Rage against the APIs

Often times new engineers start off by learning how to use APIs. (Closed-source http interfaces to make phone calls, view weather data, deploy slack bots, etc.)

This is sometimes really great! You can get started coding quickly and produce something pretty impressive in very little time. Sometimes, though, developers will start valuing their engineering skill by the number of APIs they’ve mastered. This makes total sense for things like hackathons or even some interview take-home assignments, but it’s missing one of the most important parts of engineering.

Reading code!

An API generally has a specification, is fairly well documented, usually bug-free, and has absolutely no way of reading the code behind an http wall. Does that sound like any production code you’ve interacted with? Probably not! You learn to code by reasoning and understanding large problems, not by interacting with already-specified solutions.
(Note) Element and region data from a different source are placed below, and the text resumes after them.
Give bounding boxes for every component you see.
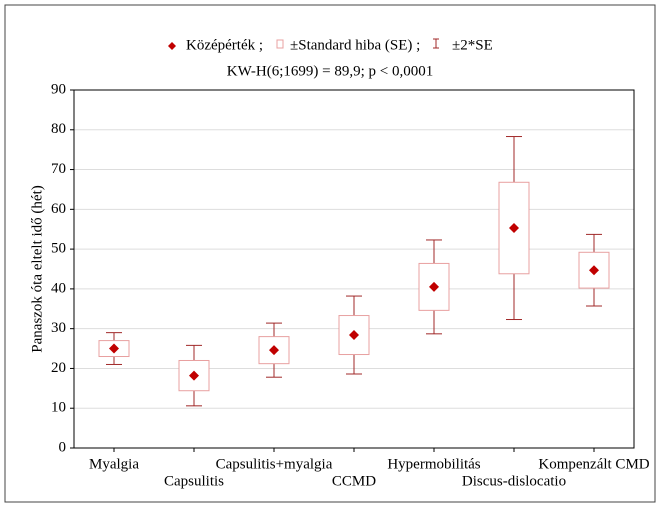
y-tick-label: 40 — [51, 280, 66, 296]
legend-se2: ±2*SE — [452, 37, 493, 53]
y-tick-label: 10 — [51, 400, 66, 416]
mean-marker — [509, 223, 519, 234]
y-tick-label: 90 — [51, 81, 66, 97]
y-tick-label: 70 — [51, 161, 66, 177]
y-tick-label: 20 — [51, 360, 66, 376]
legend-se2-symbol — [433, 38, 439, 49]
x-tick-label: Discus-dislocatio — [462, 473, 566, 489]
mean-marker — [349, 330, 359, 341]
mean-marker — [109, 343, 119, 354]
mean-marker — [429, 281, 439, 292]
y-tick-label: 30 — [51, 320, 66, 336]
x-tick-label: Hypermobilitás — [387, 456, 480, 472]
y-tick-label: 80 — [51, 121, 66, 137]
x-tick-label: Kompenzált CMD — [538, 456, 649, 472]
y-tick-label: 50 — [51, 241, 66, 257]
y-tick-label: 0 — [59, 439, 67, 455]
legend-se: ±Standard hiba (SE) ; — [290, 37, 420, 53]
mean-marker — [189, 370, 199, 381]
x-tick-label: Capsulitis+myalgia — [216, 456, 333, 472]
x-tick-label: Myalgia — [89, 456, 139, 472]
legend-se-symbol — [276, 39, 284, 49]
x-tick-label: CCMD — [332, 473, 376, 489]
x-tick-label: Capsulitis — [164, 473, 224, 489]
legend-mean: Középérték ; — [186, 37, 263, 53]
legend-mean-symbol — [168, 42, 176, 50]
outer-frame — [4, 4, 656, 503]
mean-marker — [269, 345, 279, 356]
subtitle: KW-H(6;1699) = 89,9; p < 0,0001 — [227, 63, 433, 79]
y-axis-label: Panaszok óta eltelt idő (hét) — [29, 185, 45, 352]
y-tick-label: 60 — [51, 201, 66, 217]
mean-marker — [589, 265, 599, 276]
And what happens if you encounter a bug? In any normal development environment, you’d just read the code that was causing the bug. With an API, you throw up your hands in despair.

Again, APIs are a great way to enable developers to use closed-source engineering work. They’re all about sharing and an important tool in your toolbox!

I just think when you’re using one, you’re losing many hard problems, and all the learning that goes with solving them. You’re left with exporting these hard problems to http requests. Actually creating something worthy of an API is where the fun is at and I hope more new developers get to dig into meaty experiences like that.